I bambini più a rischio di sviluppare allergie respiratorie sono quelli che hanno, come ho già detto, un genitore allergico e quelli che hanno una storia di dermatite atopica nella prima infanzia: la dermatite rappresenta infatti una tendenza allergica dell’individuo.

 

I sintomi sono rappresentati da:

– RINITE: sensazione di naso chiuso perché la mucosa del naso si gonfia, numerosi starnuti, prurito nasale, secrezione nasale continua di una sostanza trasparente e fluida (differente dal muco denso e giallastro che si osserva nelle riniti infettive causate da virus e batteri).

– CONGIUNTIVITE: anche se non si tratta di un sintomo respiratorio, lo cito in questa sede perché strettamente correlato alla rinite e spesso presente con essa. Gli occhi si arrossano, sono sede di prurito intenso e possono gonfiarsi a livello delle palpebre soprattutto se grattati.

– TOSSE: dovuta alla discesa della secrezione nasale verso la gola oppure all’infiammazione dei bronchi.

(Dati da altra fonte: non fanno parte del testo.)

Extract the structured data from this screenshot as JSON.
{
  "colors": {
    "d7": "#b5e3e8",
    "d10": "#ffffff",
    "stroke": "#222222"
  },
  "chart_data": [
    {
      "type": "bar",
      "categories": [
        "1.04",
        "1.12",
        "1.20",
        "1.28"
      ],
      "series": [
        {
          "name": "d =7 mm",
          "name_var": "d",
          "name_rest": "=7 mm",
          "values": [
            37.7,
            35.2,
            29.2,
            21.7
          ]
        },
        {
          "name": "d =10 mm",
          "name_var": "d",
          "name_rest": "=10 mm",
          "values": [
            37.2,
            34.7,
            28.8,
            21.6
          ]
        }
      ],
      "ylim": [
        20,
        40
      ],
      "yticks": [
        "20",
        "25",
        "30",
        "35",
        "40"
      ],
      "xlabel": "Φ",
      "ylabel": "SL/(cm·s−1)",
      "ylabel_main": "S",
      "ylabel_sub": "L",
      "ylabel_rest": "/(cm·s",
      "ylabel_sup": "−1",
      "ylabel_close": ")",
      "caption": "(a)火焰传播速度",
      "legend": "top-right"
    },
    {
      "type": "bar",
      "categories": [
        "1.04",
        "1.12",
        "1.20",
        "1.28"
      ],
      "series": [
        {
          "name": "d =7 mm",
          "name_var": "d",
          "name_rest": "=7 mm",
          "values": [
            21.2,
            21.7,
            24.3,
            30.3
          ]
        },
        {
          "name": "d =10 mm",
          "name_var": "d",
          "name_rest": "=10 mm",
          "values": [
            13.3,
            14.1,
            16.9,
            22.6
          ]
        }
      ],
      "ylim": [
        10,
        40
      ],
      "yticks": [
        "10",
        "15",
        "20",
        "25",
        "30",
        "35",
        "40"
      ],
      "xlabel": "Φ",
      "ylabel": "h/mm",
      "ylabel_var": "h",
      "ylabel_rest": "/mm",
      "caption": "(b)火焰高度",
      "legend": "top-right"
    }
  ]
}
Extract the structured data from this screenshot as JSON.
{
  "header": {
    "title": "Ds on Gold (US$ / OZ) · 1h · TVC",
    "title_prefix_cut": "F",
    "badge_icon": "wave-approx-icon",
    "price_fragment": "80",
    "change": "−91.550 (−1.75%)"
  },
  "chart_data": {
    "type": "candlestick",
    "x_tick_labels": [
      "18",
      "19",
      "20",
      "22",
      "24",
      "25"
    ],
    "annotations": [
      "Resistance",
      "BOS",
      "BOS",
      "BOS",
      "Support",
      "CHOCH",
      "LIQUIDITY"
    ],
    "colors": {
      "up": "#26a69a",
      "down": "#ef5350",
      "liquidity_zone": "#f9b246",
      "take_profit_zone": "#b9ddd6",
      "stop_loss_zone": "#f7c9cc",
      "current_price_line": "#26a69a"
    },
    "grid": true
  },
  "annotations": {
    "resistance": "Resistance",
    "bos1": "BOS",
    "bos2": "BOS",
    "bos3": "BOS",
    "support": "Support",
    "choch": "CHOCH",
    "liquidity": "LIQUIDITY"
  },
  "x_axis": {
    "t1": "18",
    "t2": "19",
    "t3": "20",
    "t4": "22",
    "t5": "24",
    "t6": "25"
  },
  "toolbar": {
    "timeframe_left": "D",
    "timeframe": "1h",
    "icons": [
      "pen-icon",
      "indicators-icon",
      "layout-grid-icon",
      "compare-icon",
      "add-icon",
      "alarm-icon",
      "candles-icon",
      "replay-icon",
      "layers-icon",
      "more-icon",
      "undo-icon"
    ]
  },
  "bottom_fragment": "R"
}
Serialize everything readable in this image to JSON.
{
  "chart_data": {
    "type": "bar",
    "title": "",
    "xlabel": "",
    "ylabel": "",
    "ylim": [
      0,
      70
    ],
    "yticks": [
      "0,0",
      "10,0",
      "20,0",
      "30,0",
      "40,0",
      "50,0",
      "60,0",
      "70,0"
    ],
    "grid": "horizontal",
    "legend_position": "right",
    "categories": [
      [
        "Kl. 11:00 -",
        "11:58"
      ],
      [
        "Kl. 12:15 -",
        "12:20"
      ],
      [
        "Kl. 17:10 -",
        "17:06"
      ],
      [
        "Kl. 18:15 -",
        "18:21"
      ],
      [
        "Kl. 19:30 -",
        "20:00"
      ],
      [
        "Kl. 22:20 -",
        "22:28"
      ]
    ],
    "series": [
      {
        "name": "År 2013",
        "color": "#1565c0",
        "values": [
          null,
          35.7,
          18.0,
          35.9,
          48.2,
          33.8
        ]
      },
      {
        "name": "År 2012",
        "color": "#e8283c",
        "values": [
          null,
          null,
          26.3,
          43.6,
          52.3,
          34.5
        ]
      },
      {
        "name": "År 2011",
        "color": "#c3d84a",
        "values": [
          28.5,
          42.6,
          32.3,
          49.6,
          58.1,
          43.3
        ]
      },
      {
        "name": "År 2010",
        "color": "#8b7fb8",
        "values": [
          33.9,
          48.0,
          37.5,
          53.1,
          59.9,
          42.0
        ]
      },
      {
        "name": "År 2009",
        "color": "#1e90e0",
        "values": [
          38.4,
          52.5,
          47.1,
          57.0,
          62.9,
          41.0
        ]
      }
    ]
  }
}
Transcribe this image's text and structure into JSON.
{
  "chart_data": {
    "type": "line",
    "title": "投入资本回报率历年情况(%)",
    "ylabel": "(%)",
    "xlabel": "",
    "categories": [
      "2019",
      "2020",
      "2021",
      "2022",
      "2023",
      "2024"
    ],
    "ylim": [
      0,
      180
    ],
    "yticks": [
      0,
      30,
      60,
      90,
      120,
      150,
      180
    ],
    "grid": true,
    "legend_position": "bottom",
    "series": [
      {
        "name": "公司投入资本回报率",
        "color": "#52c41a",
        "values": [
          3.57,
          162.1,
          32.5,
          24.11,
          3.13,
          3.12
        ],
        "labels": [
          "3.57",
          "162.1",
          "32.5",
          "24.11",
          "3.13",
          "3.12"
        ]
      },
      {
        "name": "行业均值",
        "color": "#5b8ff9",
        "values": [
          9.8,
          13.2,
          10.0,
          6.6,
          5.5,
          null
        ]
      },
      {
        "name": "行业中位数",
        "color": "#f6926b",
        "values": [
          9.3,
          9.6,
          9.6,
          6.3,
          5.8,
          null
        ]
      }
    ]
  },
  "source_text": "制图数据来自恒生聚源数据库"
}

– ASMA: l’infiammazione dei bronchi provoca ostruzione (cioè riduzione del calibro dei bronchi) con conseguente difficoltà del passaggio di aria nelle vie respiratorie inferiori; questo può provocare tosse secca insistente, sensazione di affanno respiratorio, dolore al torace, fischio respiratorio durante la fase di espirazione.

 

Questi sintomi possono essere presenti nello stesso soggetto singolarmente o contemporaneamente; e siccome la reazione infiammatoria alla base dell’allergia è un fenomeno dinamico, nella vita del soggetto i sintomi possono mutare, passando dalla semplice rinite all’asma in maniera del tutto imprevedibile.

 

Quali sono le sostanze allergizzanti ambientali (i cosiddetti “allergeni”) più frequenti?

– i pollini (graminacee, parietaria, composite ecc.) che danno sintomi stagionali in primavera.

– alcune muffe (alternaria) che provocano sintomi stagionali verso luglio-agosto.

– gli acari della polvere (dermatofagoidi) che sono presenti nell’ambiente costantemente, ma che di solito danno manifestazioni allergiche soprattutto nei mesi invernali (con l’accensione del riscaldamento domestico la polvere circola maggiormente).

– pelo o epitelio di animali (cane, gatto, cavallo, roditori) che provocano allergia in seguito al contatto con essi.

 

La diagnosi si basa sulla descrizione dei sintomi clinici e sull’esecuzione di test specifici: test cutanei, prelievo di sangue per dosare gli anticorpi delle allergie (le immunoglobuline E) e, nel caso di un sospetto di asma, si possono effettuare le prove di funzionalità respiratoria, cioè la spirometria (di solito è in grado di eseguirla il bambino dai 5-6 anni in avanti, in quanto è necessaria una sua collaborazione attiva).

 

La terapia è molto variabile a seconda dei sintomi e si avvale di diversi farmaci (antistaminici, antinfiammatori, farmaci che aprono i bronchi ecc.); molto importante, inoltre, è la prevenzione, soprattutto per quanto riguarda le allergie agli animali (evitare il più possibile il contatto con essi) o agli acari (utilizzo di copricuscini e coprimaterassi appositi, riduzione di tappeti, peluches e libri in casa, utilizzo di aspirapolvere con filtro antiacaro). Nel caso di allergia ad un’unica sostanza si può pensare anche ad una terapia desensibilizzante che migliora molto i sintomi, addirittura fino alla loro risoluzione.

 

Se avete il sospetto che il vostro bimbo sia allergico parlatene col vostro Pediatra, che deciderà se indirizzarvi in un centro specialistico allergologico, oppure egli stesso vi potrà prescrivere gli esami diagnostici e l’eventuale terapia. Le allergie respiratorie sono una patologia cronica, la cui entità e il cui peso sulla qualità di vita sono estremamente variabili, ma che con l’opportuna prevenzione e terapia possono essere ben gestite, soprattutto dai bambini che, come sempre sono più coraggiosi e meno lamentosi di noi adulti!